Corporate greenhouse-gas emissions fall into three buckets: Scope 1 are emissions a company generates. Scope 2 includes emissions it creates indirectly, for example by using electricity. Scope 3 includes emissions generated up and down the company value chain, including by suppliers and customers. Companies say there is no agreed methodology for calculating Scope 3 emissions and providing that level of detail would be burdensome.

Disclosing second-hand emissions data from suppliers and partners could also expose companies to litigation by both the third parties and investors, if the information transpires to be misleading, they say.

“The biggest point of contention is with Scope 3 emissions. … the agency is asking companies about activities that are outside of the firm’s control,” said Tom Quaadman of the U.S. Chamber of Commerce which is in discussions with the SEC on the issue. “American companies can get sued on detailing those things.”

Some inside the SEC are sympathetic to companies’ concerns and staff are exploring whether Scope 3 disclosures could fall under an existing legal safe harbor that protects companies’ forward-looking statements, or whether a new safe harbor could be created, the sources said.

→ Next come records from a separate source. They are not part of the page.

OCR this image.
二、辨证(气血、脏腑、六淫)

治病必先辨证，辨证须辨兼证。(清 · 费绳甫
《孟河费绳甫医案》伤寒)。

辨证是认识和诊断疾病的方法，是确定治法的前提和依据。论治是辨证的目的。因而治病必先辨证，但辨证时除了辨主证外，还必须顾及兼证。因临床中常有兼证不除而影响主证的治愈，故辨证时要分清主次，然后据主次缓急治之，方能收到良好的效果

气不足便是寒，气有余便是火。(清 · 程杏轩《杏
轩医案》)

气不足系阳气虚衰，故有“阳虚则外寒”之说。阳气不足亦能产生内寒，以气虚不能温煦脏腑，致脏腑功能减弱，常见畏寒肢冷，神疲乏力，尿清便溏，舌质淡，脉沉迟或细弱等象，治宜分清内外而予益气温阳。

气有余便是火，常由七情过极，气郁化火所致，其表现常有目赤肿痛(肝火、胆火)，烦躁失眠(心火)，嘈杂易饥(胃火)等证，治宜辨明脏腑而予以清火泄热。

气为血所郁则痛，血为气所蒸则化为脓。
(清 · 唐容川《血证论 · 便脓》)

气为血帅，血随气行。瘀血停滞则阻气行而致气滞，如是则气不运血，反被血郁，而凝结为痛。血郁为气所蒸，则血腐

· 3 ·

Steven Rothstein of investor advocacy group Ceres, which is pushing for Scope 3 disclosures, said SEC staff contacted them in recent months seeking more feedback on Scope 3 issues, including whether to provide a safe harbor.

Another option on the table to reduce companies’ legal exposure would see them publicly disclose Scope 1, 2 and some Scope 3 data, while filing sensitive Scope 3 data on suppliers and partners to the SEC privately, according the sources. “The agency is trying to determine whether they should be part of the company’s financial filing or can be provided or furnished separately,” said Tracey Lewis, policy counsel on climate for Washington group Public Citizen who has also discussed the matter with the SEC.

Mandating some Scope 3 disclosures would see the United States go further than Europe and voluntary standards from the Task Force on Climate-Related Financial Disclosures. That group, created by the G20’s Financial Stability Board, proposes companies disclose Scope 3 emissions if material and appropriate. A spokeswoman for the taskforce said it “strongly encourages” all organizations to disclose Scope 3 emissions.